Although sanctions would not be directed "at the country or people of Iran," the measures "can be expected to bear second-order consequences for the people of Iran," according to a footnote on a Treasury Department task force memo sent to Rice last month.

The task force, made up of financial investigators, analysts and intelligence officers, is part of a growing government effort -- at the White House, the State Department, the CIA and the Pentagon -- focused on Iran. While some parts of the administration are studying prospects for negotiations with Iran -- an ally turned enemy nearly 30 years ago -- others are preparing for increased isolation and the possibility of a military strike against nuclear installations.

For four years, President Bush has sought to isolate Iran and roll back its nuclear energy program, which could provide the Islamic republic with a pathway to a nuclear bomb. Over that time, Iran's capabilities and nuclear expertise have only advanced, while soaring crude prices have brought the oil-rich nation additional hard currency.

The situation has emboldened the Iranians and left the White House searching for leverage. Bush administration officials believe that one approach may be to prevent Tehran from spending money on the open market.

European governments have spent months considering travel bans and arms embargoes on Iran, both of which would be largely symbolic. U.S. officials now hope the Europeans will impose sharper sanctions on Iran, at some cost to themselves, as diplomacy fails to yield results.

In interviews, U.S. officials described the plan as a new approach to international sanctions and said they believe it could succeed if implemented correctly.

"I would argue that targeted sanctions are designed to have minimal effects on people," Levey said, "and more designed to have effect . . . on the government and the people in the government. We are trying to design things that are not intended to inflict harm on the people." Undersecretary of State R. Nicholas Burns and Levey first briefed their Western counterparts on aspects of the proposal at a meeting last month in Moscow.

But the impact on U.S. allies could be steep as well. A Treasury Department memo recently predicted that Britain, which does not import Iranian oil, faces a low level of financial risk if it agrees to implement the sanctions plan. Germany, which imports 1 percent of its oil from Iran, and France, which gets 6 percent, are deemed at medium financial risk, whereas Italy and Japan would be taking the largest risks. The assessment is considered internally "an initial -- first blush -- estimate based on each country's overall volume of exports to Iran, dependence on Iranian oil and degree of investment in Iran oil projects," according to the Treasury memo.

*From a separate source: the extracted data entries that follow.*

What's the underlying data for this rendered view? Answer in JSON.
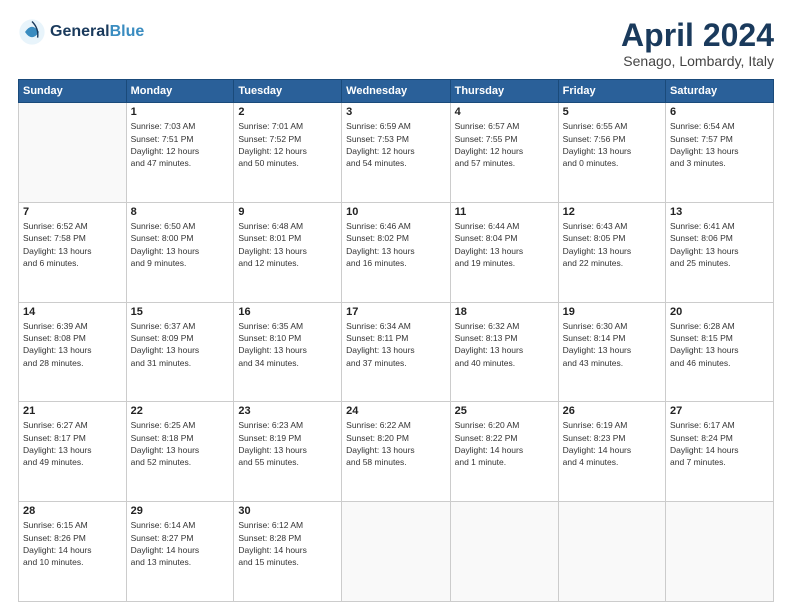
{
  "header": {
    "logo_line1": "General",
    "logo_line2": "Blue",
    "month_title": "April 2024",
    "subtitle": "Senago, Lombardy, Italy"
  },
  "weekdays": [
    "Sunday",
    "Monday",
    "Tuesday",
    "Wednesday",
    "Thursday",
    "Friday",
    "Saturday"
  ],
  "weeks": [
    [
      {
        "day": "",
        "info": ""
      },
      {
        "day": "1",
        "info": "Sunrise: 7:03 AM\nSunset: 7:51 PM\nDaylight: 12 hours\nand 47 minutes."
      },
      {
        "day": "2",
        "info": "Sunrise: 7:01 AM\nSunset: 7:52 PM\nDaylight: 12 hours\nand 50 minutes."
      },
      {
        "day": "3",
        "info": "Sunrise: 6:59 AM\nSunset: 7:53 PM\nDaylight: 12 hours\nand 54 minutes."
      },
      {
        "day": "4",
        "info": "Sunrise: 6:57 AM\nSunset: 7:55 PM\nDaylight: 12 hours\nand 57 minutes."
      },
      {
        "day": "5",
        "info": "Sunrise: 6:55 AM\nSunset: 7:56 PM\nDaylight: 13 hours\nand 0 minutes."
      },
      {
        "day": "6",
        "info": "Sunrise: 6:54 AM\nSunset: 7:57 PM\nDaylight: 13 hours\nand 3 minutes."
      }
    ],
    [
      {
        "day": "7",
        "info": "Sunrise: 6:52 AM\nSunset: 7:58 PM\nDaylight: 13 hours\nand 6 minutes."
      },
      {
        "day": "8",
        "info": "Sunrise: 6:50 AM\nSunset: 8:00 PM\nDaylight: 13 hours\nand 9 minutes."
      },
      {
        "day": "9",
        "info": "Sunrise: 6:48 AM\nSunset: 8:01 PM\nDaylight: 13 hours\nand 12 minutes."
      },
      {
        "day": "10",
        "info": "Sunrise: 6:46 AM\nSunset: 8:02 PM\nDaylight: 13 hours\nand 16 minutes."
      },
      {
        "day": "11",
        "info": "Sunrise: 6:44 AM\nSunset: 8:04 PM\nDaylight: 13 hours\nand 19 minutes."
      },
      {
        "day": "12",
        "info": "Sunrise: 6:43 AM\nSunset: 8:05 PM\nDaylight: 13 hours\nand 22 minutes."
      },
      {
        "day": "13",
        "info": "Sunrise: 6:41 AM\nSunset: 8:06 PM\nDaylight: 13 hours\nand 25 minutes."
      }
    ],
    [
      {
        "day": "14",
        "info": "Sunrise: 6:39 AM\nSunset: 8:08 PM\nDaylight: 13 hours\nand 28 minutes."
      },
      {
        "day": "15",
        "info": "Sunrise: 6:37 AM\nSunset: 8:09 PM\nDaylight: 13 hours\nand 31 minutes."
      },
      {
        "day": "16",
        "info": "Sunrise: 6:35 AM\nSunset: 8:10 PM\nDaylight: 13 hours\nand 34 minutes."
      },
      {
        "day": "17",
        "info": "Sunrise: 6:34 AM\nSunset: 8:11 PM\nDaylight: 13 hours\nand 37 minutes."
      },
      {
        "day": "18",
        "info": "Sunrise: 6:32 AM\nSunset: 8:13 PM\nDaylight: 13 hours\nand 40 minutes."
      },
      {
        "day": "19",
        "info": "Sunrise: 6:30 AM\nSunset: 8:14 PM\nDaylight: 13 hours\nand 43 minutes."
      },
      {
        "day": "20",
        "info": "Sunrise: 6:28 AM\nSunset: 8:15 PM\nDaylight: 13 hours\nand 46 minutes."
      }
    ],
    [
      {
        "day": "21",
        "info": "Sunrise: 6:27 AM\nSunset: 8:17 PM\nDaylight: 13 hours\nand 49 minutes."
      },
      {
        "day": "22",
        "info": "Sunrise: 6:25 AM\nSunset: 8:18 PM\nDaylight: 13 hours\nand 52 minutes."
      },
      {
        "day": "23",
        "info": "Sunrise: 6:23 AM\nSunset: 8:19 PM\nDaylight: 13 hours\nand 55 minutes."
      },
      {
        "day": "24",
        "info": "Sunrise: 6:22 AM\nSunset: 8:20 PM\nDaylight: 13 hours\nand 58 minutes."
      },
      {
        "day": "25",
        "info": "Sunrise: 6:20 AM\nSunset: 8:22 PM\nDaylight: 14 hours\nand 1 minute."
      },
      {
        "day": "26",
        "info": "Sunrise: 6:19 AM\nSunset: 8:23 PM\nDaylight: 14 hours\nand 4 minutes."
      },
      {
        "day": "27",
        "info": "Sunrise: 6:17 AM\nSunset: 8:24 PM\nDaylight: 14 hours\nand 7 minutes."
      }
    ],
    [
      {
        "day": "28",
        "info": "Sunrise: 6:15 AM\nSunset: 8:26 PM\nDaylight: 14 hours\nand 10 minutes."
      },
      {
        "day": "29",
        "info": "Sunrise: 6:14 AM\nSunset: 8:27 PM\nDaylight: 14 hours\nand 13 minutes."
      },
      {
        "day": "30",
        "info": "Sunrise: 6:12 AM\nSunset: 8:28 PM\nDaylight: 14 hours\nand 15 minutes."
      },
      {
        "day": "",
        "info": ""
      },
      {
        "day": "",
        "info": ""
      },
      {
        "day": "",
        "info": ""
      },
      {
        "day": "",
        "info": ""
      }
    ]
  ]
}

Japan exports nearly $1.3 billion worth of goods to Iran, has nearly $2 billion worth of oil projects there and gets about 12 percent of its oil from the country, which is approximately equivalent to what the United States buys from Saudi Arabia. Italy buys 9 percent of its oil from Iran, and has $3.2 billion in oil investments in the country and $2.7 billion worth of exports to Iran.

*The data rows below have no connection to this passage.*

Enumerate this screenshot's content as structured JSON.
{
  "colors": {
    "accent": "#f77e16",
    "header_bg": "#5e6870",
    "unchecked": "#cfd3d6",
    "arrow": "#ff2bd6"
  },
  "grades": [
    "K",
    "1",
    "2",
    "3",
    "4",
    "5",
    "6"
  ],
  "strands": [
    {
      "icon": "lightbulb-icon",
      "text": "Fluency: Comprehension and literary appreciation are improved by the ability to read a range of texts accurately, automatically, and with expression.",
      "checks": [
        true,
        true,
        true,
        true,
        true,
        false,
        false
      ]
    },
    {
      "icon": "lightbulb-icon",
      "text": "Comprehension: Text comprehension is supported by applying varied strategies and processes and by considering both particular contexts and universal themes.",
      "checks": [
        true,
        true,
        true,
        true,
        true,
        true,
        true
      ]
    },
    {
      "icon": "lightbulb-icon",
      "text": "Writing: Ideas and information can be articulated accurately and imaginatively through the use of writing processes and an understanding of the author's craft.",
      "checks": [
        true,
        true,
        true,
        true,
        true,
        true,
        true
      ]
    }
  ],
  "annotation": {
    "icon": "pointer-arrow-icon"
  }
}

Originally, U.S. policymakers discussed plans for sanctions through the U.N. Security Council, but that has proved more difficult than convincing a handful of allies.

The new plan would operate outside the council's authority and would "not depend on recalcitrant countries," identified in one government document as China and Russia, which have resisted the idea of U.N. sanctions. But if they did not participate, Beijing and Moscow would also be spared any financial burden and be free to pick up lost European business with Iran.

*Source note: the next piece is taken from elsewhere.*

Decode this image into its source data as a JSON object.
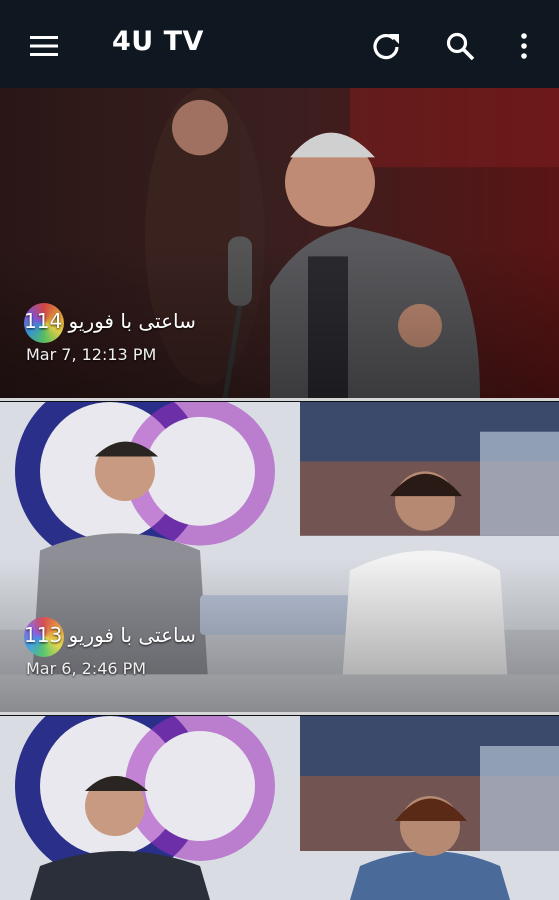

In the hopes of encouraging other governments to act, the Treasury Department has pursued a secondary path, approaching private-sector banks in Europe and Japan, one by one, in the hopes that they will reject Iranian business on their own.

A similar strategy was successfully employed with a bank in Macau, off mainland China, that was doing business with North Korea.

So far, four financial institutions have signed on to the U.S. effort. "These institutions are looking at which way this is headed and are asking themselves if they want to get in front of this wave," Levey said.